AWS EC2 안에서 Docker로 딥러닝 GPU 환경 구성 과정에서 발생한 ERROR 해결 과정을 기록합니다.
인스턴스 유형 : g4dn.4xlarge
$lspci | grep -i nvidia
00:1e.0 3D controller: NVIDIA Corporation Device 1eb8 (rev a1)
ubuntu: 18.04
cuda: 11.3.1
torch: 1.7.1
$docker run -it --name pytorch --gpus '"device=0"' --network airflownet -v $PWD/notebooks:/notebooks -p 8888:8888 cuda11.3:pytorch1.7.1
docker: Error response from daemon: could not select device driver "" with capabilities: [[gpu]].
ERRO[0000] error waiting for container: context canceled
# nvidia-container-toolkit 설치
$distribution=$(. /etc/os-release;echo $ID$VERSION_ID) \
&& curl -s -L https://nvidia.github.io/nvidia-docker/gpgkey | sudo apt-key add - \
&& curl -s -L https://nvidia.github.io/nvidia-docker/$distribution/nvidia-docker.list | sudo tee /etc/apt/sources.list.d/nvidia-docker.list
$sudo apt-get update && sudo apt-get install -y nvidia-container-toolkit
# docker service 재시작
$sudo systemctl restart docker
$docker run -it --name pytorch --gpus '"device=0"' --network airflownet -v $PWD/notebooks:/notebooks -p 8888:8888 cuda11.3:pytorch1.7.1
docker: Error response from daemon: failed to create shim: OCI runtime create failed: container_linux.go:380: starting container process caused: process_linux.go:545: container init caused: Running hook #0:: error running hook: exit status 1, stdout: , stderr: nvidia-container-cli: initialization error: load library failed: libnvidia-ml.so.1: cannot open shared object file: no such file or directory: unknown.

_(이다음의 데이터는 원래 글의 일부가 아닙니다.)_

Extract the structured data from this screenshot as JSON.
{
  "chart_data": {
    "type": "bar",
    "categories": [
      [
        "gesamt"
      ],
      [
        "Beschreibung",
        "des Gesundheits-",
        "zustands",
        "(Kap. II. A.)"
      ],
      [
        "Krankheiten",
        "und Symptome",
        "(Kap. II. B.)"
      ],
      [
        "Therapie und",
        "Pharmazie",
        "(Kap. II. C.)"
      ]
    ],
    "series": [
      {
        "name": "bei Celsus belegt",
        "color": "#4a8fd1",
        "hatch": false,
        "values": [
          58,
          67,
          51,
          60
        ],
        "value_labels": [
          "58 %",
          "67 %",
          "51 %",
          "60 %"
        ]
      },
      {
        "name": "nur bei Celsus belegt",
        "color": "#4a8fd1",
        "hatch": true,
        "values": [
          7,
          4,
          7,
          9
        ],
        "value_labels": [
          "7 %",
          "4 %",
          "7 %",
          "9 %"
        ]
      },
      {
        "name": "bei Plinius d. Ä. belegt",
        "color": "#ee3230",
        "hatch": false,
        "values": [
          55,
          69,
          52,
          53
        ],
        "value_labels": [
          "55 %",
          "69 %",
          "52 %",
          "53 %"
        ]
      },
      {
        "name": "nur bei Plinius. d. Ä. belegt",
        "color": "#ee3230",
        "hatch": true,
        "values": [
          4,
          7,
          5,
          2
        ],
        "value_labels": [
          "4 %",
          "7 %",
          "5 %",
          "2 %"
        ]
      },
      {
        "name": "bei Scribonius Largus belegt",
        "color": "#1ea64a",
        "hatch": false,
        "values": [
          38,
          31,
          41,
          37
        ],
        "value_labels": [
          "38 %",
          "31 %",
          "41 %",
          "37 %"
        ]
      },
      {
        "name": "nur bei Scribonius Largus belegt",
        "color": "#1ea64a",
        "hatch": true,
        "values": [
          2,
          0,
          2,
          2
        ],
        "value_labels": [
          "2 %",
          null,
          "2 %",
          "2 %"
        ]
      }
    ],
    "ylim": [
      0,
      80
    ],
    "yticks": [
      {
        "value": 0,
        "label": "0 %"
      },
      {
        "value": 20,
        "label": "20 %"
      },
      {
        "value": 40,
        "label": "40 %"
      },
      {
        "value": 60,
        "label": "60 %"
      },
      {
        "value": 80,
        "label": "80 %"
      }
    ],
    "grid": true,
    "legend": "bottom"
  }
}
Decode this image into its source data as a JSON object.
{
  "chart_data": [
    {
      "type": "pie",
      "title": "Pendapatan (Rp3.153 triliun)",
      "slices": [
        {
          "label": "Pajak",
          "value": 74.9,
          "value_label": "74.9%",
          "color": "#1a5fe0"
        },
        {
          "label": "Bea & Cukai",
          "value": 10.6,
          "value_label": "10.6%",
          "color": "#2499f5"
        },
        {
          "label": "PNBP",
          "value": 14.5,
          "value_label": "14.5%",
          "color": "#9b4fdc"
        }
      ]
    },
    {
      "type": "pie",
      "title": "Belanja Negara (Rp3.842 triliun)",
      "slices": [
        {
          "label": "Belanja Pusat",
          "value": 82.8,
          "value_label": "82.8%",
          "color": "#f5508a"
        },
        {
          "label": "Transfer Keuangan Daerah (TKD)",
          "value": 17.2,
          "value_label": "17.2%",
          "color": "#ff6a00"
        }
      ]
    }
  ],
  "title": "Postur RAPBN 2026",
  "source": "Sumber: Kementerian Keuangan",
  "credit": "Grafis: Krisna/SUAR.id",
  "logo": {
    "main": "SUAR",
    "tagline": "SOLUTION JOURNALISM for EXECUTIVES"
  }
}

ERRO[0000] error waiting for container: context canceled
nvidia-smi
명령어 확인$nvidia-smi
Command 'nvidia-smi' not found, but can be installed with:
sudo apt install nvidia-340
sudo apt install nvidia-utils-390
$sudo apt install nvidia-utils-390
$nvidia-smi
NVIDIA-SMI has failed because it couldn't communicate with the NVIDIA driver. Make sure that the latest NVIDIA driver is installed and running.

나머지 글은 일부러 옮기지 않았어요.